As we drove to church, I thought more about what Dr. Peeke had said. My dimples were back – they got stretched out when I was heavier. I had much more energy. I could dance with my kids at school – in fact, one morning when we were “bringing home a baby dinosaur” (with hand gestures as we skipped around in a circle), one of my kindergartners said, “Mrs. Leonard, I can tell you’ve been missing some weight.” I can bend over and tie shoes!
Last week both my preacher and David told me they could see I was thinner. I feel proud when people notice. It makes me happy.

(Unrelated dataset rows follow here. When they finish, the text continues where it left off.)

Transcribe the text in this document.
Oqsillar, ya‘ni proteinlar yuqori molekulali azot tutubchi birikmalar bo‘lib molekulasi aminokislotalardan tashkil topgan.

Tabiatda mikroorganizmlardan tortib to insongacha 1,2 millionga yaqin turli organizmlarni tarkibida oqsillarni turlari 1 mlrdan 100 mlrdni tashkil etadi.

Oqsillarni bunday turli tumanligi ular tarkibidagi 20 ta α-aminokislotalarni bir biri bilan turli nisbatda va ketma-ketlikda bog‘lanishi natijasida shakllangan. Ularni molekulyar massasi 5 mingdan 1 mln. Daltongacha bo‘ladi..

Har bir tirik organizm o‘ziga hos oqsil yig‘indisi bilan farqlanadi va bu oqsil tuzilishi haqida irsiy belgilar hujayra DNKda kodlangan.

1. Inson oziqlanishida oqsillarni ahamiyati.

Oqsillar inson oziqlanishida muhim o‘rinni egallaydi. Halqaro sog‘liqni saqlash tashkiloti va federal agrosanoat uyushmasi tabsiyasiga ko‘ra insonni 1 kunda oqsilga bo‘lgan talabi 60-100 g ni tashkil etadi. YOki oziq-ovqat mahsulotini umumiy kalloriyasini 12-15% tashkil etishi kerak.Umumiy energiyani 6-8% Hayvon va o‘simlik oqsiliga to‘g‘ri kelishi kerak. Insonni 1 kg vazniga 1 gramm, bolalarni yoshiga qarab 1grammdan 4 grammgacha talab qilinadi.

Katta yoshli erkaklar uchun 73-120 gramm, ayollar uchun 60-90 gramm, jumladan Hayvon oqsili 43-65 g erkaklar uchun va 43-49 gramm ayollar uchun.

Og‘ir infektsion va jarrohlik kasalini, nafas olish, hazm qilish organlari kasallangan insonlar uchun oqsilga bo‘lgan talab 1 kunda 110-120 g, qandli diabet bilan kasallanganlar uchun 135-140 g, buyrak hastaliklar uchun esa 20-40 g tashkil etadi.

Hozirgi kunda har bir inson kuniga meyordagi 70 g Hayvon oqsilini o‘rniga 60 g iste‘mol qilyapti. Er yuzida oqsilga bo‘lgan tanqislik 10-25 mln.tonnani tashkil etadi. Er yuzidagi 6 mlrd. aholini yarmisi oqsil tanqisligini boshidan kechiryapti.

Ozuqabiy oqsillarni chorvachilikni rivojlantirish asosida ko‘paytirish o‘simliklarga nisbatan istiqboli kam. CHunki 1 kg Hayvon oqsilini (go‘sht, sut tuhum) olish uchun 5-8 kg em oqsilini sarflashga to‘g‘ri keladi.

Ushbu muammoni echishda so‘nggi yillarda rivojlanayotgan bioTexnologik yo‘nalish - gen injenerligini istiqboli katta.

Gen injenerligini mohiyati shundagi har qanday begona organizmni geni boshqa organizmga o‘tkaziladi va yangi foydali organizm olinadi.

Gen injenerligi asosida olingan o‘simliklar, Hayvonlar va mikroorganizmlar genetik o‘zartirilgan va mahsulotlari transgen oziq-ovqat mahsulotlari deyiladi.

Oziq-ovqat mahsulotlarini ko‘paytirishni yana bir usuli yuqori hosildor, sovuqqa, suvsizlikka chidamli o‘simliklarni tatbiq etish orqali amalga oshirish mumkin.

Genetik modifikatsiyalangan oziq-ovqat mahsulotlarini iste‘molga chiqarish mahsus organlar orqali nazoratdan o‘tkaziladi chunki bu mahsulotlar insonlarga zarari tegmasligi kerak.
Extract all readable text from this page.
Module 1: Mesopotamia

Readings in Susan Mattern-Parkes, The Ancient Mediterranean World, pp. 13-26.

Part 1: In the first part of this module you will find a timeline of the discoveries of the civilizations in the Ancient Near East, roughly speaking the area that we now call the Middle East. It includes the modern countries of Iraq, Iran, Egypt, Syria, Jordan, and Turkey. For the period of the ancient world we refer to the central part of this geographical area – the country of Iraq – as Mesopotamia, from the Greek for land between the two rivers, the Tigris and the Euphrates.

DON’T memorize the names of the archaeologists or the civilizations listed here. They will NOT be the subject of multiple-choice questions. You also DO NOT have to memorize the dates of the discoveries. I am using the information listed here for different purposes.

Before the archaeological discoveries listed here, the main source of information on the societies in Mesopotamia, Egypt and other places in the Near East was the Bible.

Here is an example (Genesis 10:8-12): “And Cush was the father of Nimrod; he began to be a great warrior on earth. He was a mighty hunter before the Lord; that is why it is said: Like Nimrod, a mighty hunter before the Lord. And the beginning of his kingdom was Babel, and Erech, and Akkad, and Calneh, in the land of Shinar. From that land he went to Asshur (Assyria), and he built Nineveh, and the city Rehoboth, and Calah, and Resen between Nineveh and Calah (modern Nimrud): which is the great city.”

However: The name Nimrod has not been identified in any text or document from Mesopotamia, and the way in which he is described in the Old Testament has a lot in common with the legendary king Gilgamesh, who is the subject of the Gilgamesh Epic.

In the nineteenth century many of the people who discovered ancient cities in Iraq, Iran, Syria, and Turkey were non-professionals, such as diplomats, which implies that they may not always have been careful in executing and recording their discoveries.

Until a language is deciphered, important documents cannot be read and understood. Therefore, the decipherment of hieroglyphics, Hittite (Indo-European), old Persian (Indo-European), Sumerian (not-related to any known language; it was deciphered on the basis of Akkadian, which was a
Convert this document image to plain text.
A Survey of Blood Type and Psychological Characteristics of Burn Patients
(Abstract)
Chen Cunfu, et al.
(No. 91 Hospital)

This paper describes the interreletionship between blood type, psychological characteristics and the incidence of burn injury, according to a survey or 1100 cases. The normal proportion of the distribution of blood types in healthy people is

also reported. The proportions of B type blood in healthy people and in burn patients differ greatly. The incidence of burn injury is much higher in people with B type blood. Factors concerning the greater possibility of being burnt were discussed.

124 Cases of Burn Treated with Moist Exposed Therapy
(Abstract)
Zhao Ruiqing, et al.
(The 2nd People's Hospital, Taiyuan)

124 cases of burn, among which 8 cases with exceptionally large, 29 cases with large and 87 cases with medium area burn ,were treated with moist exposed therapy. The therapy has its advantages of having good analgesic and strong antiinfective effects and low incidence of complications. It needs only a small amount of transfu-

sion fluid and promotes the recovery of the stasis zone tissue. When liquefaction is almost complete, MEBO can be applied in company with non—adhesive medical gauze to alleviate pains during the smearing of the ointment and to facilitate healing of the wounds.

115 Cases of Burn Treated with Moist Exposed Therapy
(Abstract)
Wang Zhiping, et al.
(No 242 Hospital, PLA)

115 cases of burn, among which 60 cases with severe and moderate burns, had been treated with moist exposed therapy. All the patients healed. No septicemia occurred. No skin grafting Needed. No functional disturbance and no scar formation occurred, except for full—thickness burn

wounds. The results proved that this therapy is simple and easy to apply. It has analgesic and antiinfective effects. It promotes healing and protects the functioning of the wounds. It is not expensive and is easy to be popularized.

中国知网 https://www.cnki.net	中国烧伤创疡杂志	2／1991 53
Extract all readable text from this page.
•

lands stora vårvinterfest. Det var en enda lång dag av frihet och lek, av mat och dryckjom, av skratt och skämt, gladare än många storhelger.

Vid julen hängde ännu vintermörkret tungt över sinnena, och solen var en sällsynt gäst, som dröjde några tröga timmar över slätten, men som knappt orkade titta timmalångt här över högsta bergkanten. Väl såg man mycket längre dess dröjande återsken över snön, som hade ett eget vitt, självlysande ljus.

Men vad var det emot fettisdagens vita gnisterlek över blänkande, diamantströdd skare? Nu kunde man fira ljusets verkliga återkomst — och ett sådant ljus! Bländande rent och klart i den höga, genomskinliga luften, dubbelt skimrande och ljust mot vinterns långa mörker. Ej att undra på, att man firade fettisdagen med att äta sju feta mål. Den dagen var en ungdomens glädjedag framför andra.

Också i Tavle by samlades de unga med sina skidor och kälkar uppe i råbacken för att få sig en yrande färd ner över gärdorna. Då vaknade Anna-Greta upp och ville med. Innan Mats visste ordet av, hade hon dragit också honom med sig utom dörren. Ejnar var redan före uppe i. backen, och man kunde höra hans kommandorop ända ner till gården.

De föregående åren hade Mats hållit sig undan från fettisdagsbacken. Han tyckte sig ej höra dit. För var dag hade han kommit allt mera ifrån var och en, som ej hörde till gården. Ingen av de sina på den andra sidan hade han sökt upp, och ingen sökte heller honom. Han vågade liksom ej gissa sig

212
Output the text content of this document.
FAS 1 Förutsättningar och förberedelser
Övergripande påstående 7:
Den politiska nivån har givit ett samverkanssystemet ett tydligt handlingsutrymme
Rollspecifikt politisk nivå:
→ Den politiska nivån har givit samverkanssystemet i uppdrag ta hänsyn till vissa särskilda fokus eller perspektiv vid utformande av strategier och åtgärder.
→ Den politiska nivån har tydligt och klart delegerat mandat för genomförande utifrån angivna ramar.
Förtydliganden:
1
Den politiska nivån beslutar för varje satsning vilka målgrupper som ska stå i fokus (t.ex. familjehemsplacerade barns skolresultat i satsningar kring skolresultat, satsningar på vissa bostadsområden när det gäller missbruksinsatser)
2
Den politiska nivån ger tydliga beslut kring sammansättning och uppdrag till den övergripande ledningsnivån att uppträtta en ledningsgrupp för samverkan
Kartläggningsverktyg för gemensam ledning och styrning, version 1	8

There was that word again: happy.
But there was more to it than compliments and cute stories. I’d had a hard time eating enough food when I got back from rehab but I’d gotten that straightened out. Even though exercise is my greatest challenge, I’d taken a 45-minute walk each afternoon except for twice. I’d even joined a Zumba class, although Dr. Peeke had told me to take it easy by staying in the back of the room and moving to the music instead of going for the knee-crushing lunges. I’ve never had a hard time with rigidity – that’s what OCD is – but I was learning how to take care of myself daily, which is a different thing than self-discipline.
This was a milestone of more than weight, more of a milestone than my first, which was getting out of the 300s. I’d been a baby then, still anxious over making the right food, getting out for my walk, worrying about going back to teach after Christmas.
Who would I be at my next milestone of another 25 pounds removed? I couldn’t wait to find out.
I also couldn’t wait, after a church service in which I offered up my profound gratitude, to go to the mall. I was headed for the glossy, glassy Chico’s. I needed a new pair of jeans, thanks to that fiffff-teee pounds, and I was pretty sure I’d now fit their stock, which goes up to XL, a tight fitting 22 I hadn’t been able to buy there before.
As I stood in front of the mirror looking at myself in a size 3 jeans – a Large, not an Extra Large, three sizes below their smallest! – I thought about the hundred dollars-plus that I was about to pay. It had been five months since I weighed 324 pounds. Would these fit in another 25 pounds?
Maybe not. But like Grandma said: “Don’t borrow trouble”. Or in my case, “Celebrate who I am today.”